A recent survey conducted by GitHub in collaboration with Wakefield Research revealed genertive AI’s impact on developers.
The study involved 500 US-based developers from large-scale enterprises and delved into areas such as developer productivity, teamwork, and the role of AI in business settings.
The findings revealed that a whopping 92% of developers already utilize AI-powered coding tools in their workflows. Developers say the most time-consuming tasks involve builds and tests, and they express frustration over repetitive tasks like writing boilerplate code. Developers want to collaborate more, which AI helps by automating laborious tasks.
Inbal Shani, Chief Product Officer at GitHub, told VentureBeat, “We found that developers spend most of their time writing code and tests, then waiting for the code to be reviewed or for the builds to finish. We also found that AI-powered coding tools enable individual developer productivity and greater team collaboration. That means generative AI helps developers generate greater impact, increase satisfaction and build more innovative solutions.”
The study also illustrates the importance of collaboration within the developer’s job remit. On average, enterprise developers typically work alongside 21 engineers on projects.
AI was reported as a positive force for software developers
Over 70% of developers believe AI-powered coding tools enhance code quality and accelerate project lifecycles.
Additionally, developers felt AI tools helped them upskill and improve their work.
Shani further commented, “Collaboration is the force multiplier for larger engineering teams to benefit and drive customer results. Every organization should use this equation to place developers at the center of empowering customers.”
In addition to AI-related findings, developers reportedly prefer being evaluated on how they have resolved complex incidents and delivered impact rather than the number of incidents resolved.
Shani stressed, “I know this from my own experience of being a developer!
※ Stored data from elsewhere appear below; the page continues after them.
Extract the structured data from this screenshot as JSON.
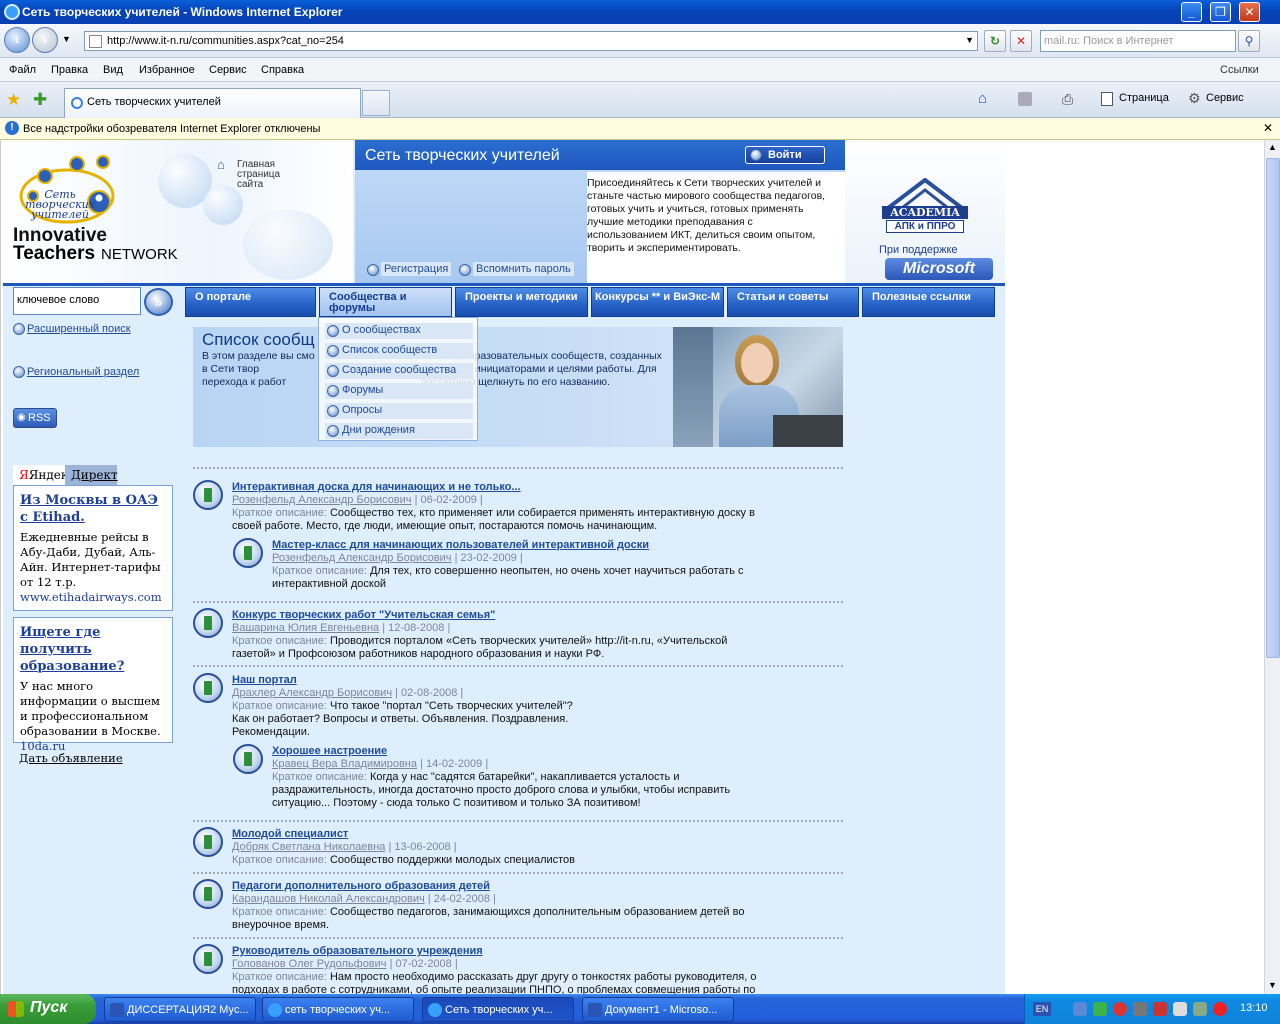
{
  "window": {
    "title": "Сеть творческих учителей - Windows Internet Explorer"
  },
  "browser": {
    "address": "http://www.it-n.ru/communities.aspx?cat_no=254",
    "search_placeholder": "mail.ru: Поиск в Интернет",
    "menu": [
      "Файл",
      "Правка",
      "Вид",
      "Избранное",
      "Сервис",
      "Справка"
    ],
    "links_label": "Ссылки",
    "tab_title": "Сеть творческих учителей",
    "cmd_page": "Страница",
    "cmd_tools": "Сервис",
    "infobar": "Все надстройки обозревателя Internet Explorer отключены"
  },
  "header": {
    "logo_text": "Сеть творческих учителей",
    "home_link": "Главная страница сайта",
    "brand_line1": "Innovative",
    "brand_line2": "Teachers",
    "brand_line3": "NETWORK",
    "site_title": "Сеть творческих учителей",
    "login": "Войти",
    "join_text": "Присоединяйтесь к Сети творческих учителей и станьте частью мирового сообщества педагогов, готовых учить и учиться, готовых применять лучшие методики преподавания с использованием ИКТ, делиться своим опытом, творить и экспериментировать.",
    "register": "Регистрация",
    "remind": "Вспомнить пароль",
    "academia": "ACADEMIA",
    "academia_sub": "АПК и ППРО",
    "support": "При поддержке",
    "microsoft": "Microsoft"
  },
  "search": {
    "keyword": "ключевое слово",
    "advanced": "Расширенный поиск",
    "regional": "Региональный раздел",
    "rss": "RSS"
  },
  "nav": [
    {
      "label": "О портале"
    },
    {
      "label": "Сообщества и форумы"
    },
    {
      "label": "Проекты и методики"
    },
    {
      "label": "Конкурсы ** и ВиЭкс-М"
    },
    {
      "label": "Статьи и советы"
    },
    {
      "label": "Полезные ссылки"
    }
  ],
  "dropdown": [
    "О сообществах",
    "Список сообществ",
    "Создание сообщества",
    "Форумы",
    "Опросы",
    "Дни рождения"
  ],
  "banner": {
    "title": "Список сообщ",
    "text": "В этом разделе вы смо                                              ех образовательных сообществ, созданных в Сети твор                                              накомиться с их инициаторами и целями работы. Для перехода к работ                                              достаточно щелкнуть по его названию."
  },
  "ads": {
    "tab1": "Яндекс",
    "tab2": "Директ",
    "items": [
      {
        "title": "Из Москвы в ОАЭ с Etihad.",
        "text": "Ежедневные рейсы в Абу-Даби, Дубай, Аль-Айн. Интернет-тарифы от 12 т.р.",
        "url": "www.etihadairways.com"
      },
      {
        "title": "Ищете где получить образование?",
        "text": "У нас много информации о высшем и профессиональном образовании в Москве.",
        "url": "10da.ru"
      }
    ],
    "give": "Дать объявление"
  },
  "desc_label": "Краткое описание:",
  "entries": [
    {
      "title": "Интерактивная доска для начинающих и не только...",
      "author": "Розенфельд Александр Борисович",
      "date": "06-02-2009",
      "desc": "Сообщество тех, кто применяет или собирается применять интерактивную доску в своей работе. Место, где люди, имеющие опыт, постараются помочь начинающим."
    },
    {
      "title": "Мастер-класс для начинающих пользователей интерактивной доски",
      "author": "Розенфельд Александр Борисович",
      "date": "23-02-2009",
      "desc": "Для тех, кто совершенно неопытен, но очень хочет научиться работать с интерактивной доской"
    },
    {
      "title": "Конкурс творческих работ \"Учительская семья\"",
      "author": "Вашарина Юлия Евгеньевна",
      "date": "12-08-2008",
      "desc": "Проводится порталом «Сеть творческих учителей» http://it-n.ru, «Учительской газетой» и Профсоюзом работников народного образования и науки РФ."
    },
    {
      "title": "Наш портал",
      "author": "Драхлер Александр Борисович",
      "date": "02-08-2008",
      "desc": "Что такое \"портал \"Сеть творческих учителей\"? Как он работает? Вопросы и ответы. Объявления. Поздравления. Рекомендации."
    },
    {
      "title": "Хорошее настроение",
      "author": "Кравец Вера Владимировна",
      "date": "14-02-2009",
      "desc": "Когда у нас \"садятся батарейки\", накапливается усталость и раздражительность, иногда достаточно просто доброго слова и улыбки, чтобы исправить ситуацию... Поэтому - сюда только С позитивом и только ЗА позитивом!"
    },
    {
      "title": "Молодой специалист",
      "author": "Добряк Светлана Николаевна",
      "date": "13-06-2008",
      "desc": "Сообщество поддержки молодых специалистов"
    },
    {
      "title": "Педагоги дополнительного образования детей",
      "author": "Карандашов Николай Александрович",
      "date": "24-02-2008",
      "desc": "Сообщество педагогов, занимающихся дополнительным образованием детей во внеурочное время."
    },
    {
      "title": "Руководитель образовательного учреждения",
      "author": "Голованов Олег Рудольфович",
      "date": "07-02-2008",
      "desc": "Нам просто необходимо рассказать друг другу о тонкостях работы руководителя, о подходах в работе с сотрудниками, об опыте реализации ПНПО, о проблемах совмещения работы по"
    }
  ],
  "taskbar": {
    "start": "Пуск",
    "tasks": [
      "ДИССЕРТАЦИЯ2 Мус...",
      "сеть творческих уч...",
      "Сеть творческих уч...",
      "Документ1 - Microso..."
    ],
    "lang": "EN",
    "clock": "13:10"
  }
}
We developers prefer to be measured on how we’ve resolved complex incidents and delivered impact, rather than on the number of incidents resolved – which developers in our survey echoed.”
Shani also believes that the growing adoption of AI-powered coding tools among developers indicates that most organizations don’t govern their use – which could pose security risks.
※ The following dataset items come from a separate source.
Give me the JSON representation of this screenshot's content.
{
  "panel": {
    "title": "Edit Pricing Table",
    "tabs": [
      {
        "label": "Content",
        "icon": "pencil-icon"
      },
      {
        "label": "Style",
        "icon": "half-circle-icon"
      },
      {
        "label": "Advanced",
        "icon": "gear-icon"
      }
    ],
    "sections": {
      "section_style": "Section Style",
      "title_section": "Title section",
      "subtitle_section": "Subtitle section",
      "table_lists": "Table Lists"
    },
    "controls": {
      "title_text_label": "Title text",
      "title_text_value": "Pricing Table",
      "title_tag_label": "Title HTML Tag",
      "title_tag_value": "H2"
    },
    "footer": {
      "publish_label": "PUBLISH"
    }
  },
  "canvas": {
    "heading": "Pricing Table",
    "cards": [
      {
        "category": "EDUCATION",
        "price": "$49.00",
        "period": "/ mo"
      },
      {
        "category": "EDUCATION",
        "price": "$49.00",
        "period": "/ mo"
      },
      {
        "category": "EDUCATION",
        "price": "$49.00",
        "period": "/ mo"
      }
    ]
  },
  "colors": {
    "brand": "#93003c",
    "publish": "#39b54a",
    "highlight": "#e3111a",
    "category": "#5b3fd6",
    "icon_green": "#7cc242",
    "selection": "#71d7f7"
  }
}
The report encourages organizations to invest in enterprise-grade AI coding tools that meet regulatory standards and internal policies.
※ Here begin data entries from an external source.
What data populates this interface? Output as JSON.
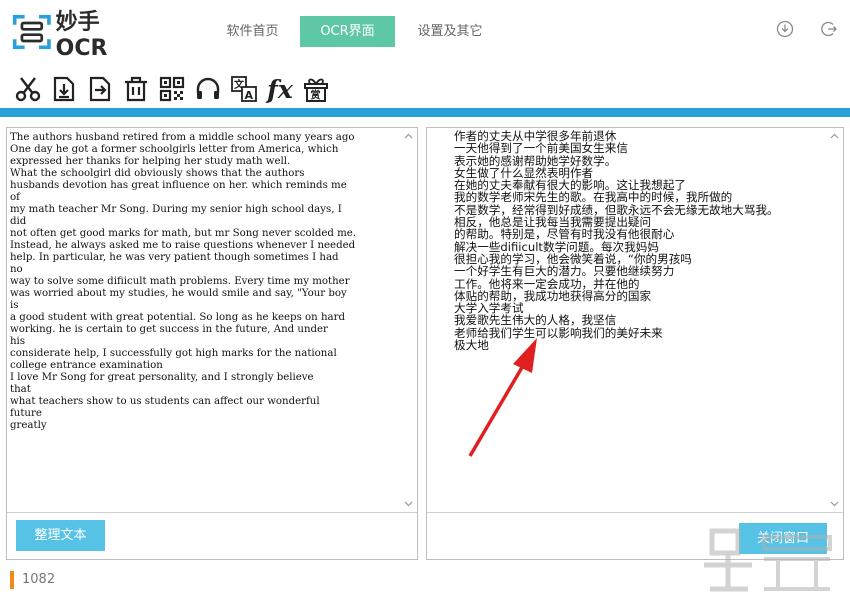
{
  "header": {
    "logo_text": "妙手OCR",
    "tabs": [
      {
        "label": "软件首页"
      },
      {
        "label": "OCR界面"
      },
      {
        "label": "设置及其它"
      }
    ],
    "active_tab_color": "#5ec7a6"
  },
  "toolbar": {
    "icons": [
      "scissors-icon",
      "import-icon",
      "export-icon",
      "trash-icon",
      "qrcode-icon",
      "headset-icon",
      "translate-icon",
      "formula-icon",
      "gift-reward-icon"
    ],
    "formula_label": "fx",
    "reward_label": "赏",
    "accent_color": "#2b9fd8"
  },
  "left_pane": {
    "text": "The authors husband retired from a middle school many years ago\nOne day he got a former schoolgirls letter from America, which\nexpressed her thanks for helping her study math well.\nWhat the schoolgirl did obviously shows that the authors\nhusbands devotion has great influence on her. which reminds me\nof\nmy math teacher Mr Song. During my senior high school days, I\ndid\nnot often get good marks for math, but mr Song never scolded me.\nInstead, he always asked me to raise questions whenever I needed\nhelp. In particular, he was very patient though sometimes I had\nno\nway to solve some difiicult math problems. Every time my mother\nwas worried about my studies, he would smile and say, \"Your boy\nis\na good student with great potential. So long as he keeps on hard\nworking. he is certain to get success in the future, And under\nhis\nconsiderate help, I successfully got high marks for the national\ncollege entrance examination\nI love Mr Song for great personality, and I strongly believe\nthat\nwhat teachers show to us students can affect our wonderful\nfuture\ngreatly",
    "button_label": "整理文本"
  },
  "right_pane": {
    "text": "作者的丈夫从中学很多年前退休\n一天他得到了一个前美国女生来信\n表示她的感谢帮助她学好数学。\n女生做了什么显然表明作者\n在她的丈夫奉献有很大的影响。这让我想起了\n我的数学老师宋先生的歌。在我高中的时候，我所做的\n不是数学，经常得到好成绩，但歌永远不会无缘无故地大骂我。\n相反，他总是让我每当我需要提出疑问\n的帮助。特别是，尽管有时我没有他很耐心\n解决一些difiicult数学问题。每次我妈妈\n很担心我的学习，他会微笑着说，“你的男孩吗\n一个好学生有巨大的潜力。只要他继续努力\n工作。他将来一定会成功，并在他的\n体贴的帮助，我成功地获得高分的国家\n大学入学考试\n我爱歌先生伟大的人格，我坚信\n老师给我们学生可以影响我们的美好未来\n极大地",
    "button_label": "关闭窗口"
  },
  "status": {
    "count": "1082"
  },
  "annotation": {
    "arrow_color": "#e02020"
  }
}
The report doesn’t touch on whether or not developers feel AI jeopardizes their jobs. Software engineers have expressed they were anxious about their jobs, with one Microsoft engineer stating in late April, “Software engineering is a dying profession…Face it; the golden age is over.”
A survey of young software engineers found that 41.3% of respondents agreed AI threatened their jobs, 37% voted that opportunities have remained unchanged, and 21.7% said there are more opportunities now.
One thing is certain: AI developers are in hot demand, with big tech offering massive salaries lately to attract top talent. While reports suggest almost half of all jobs face automation, developers are undoubtedly vital to building AI technologies.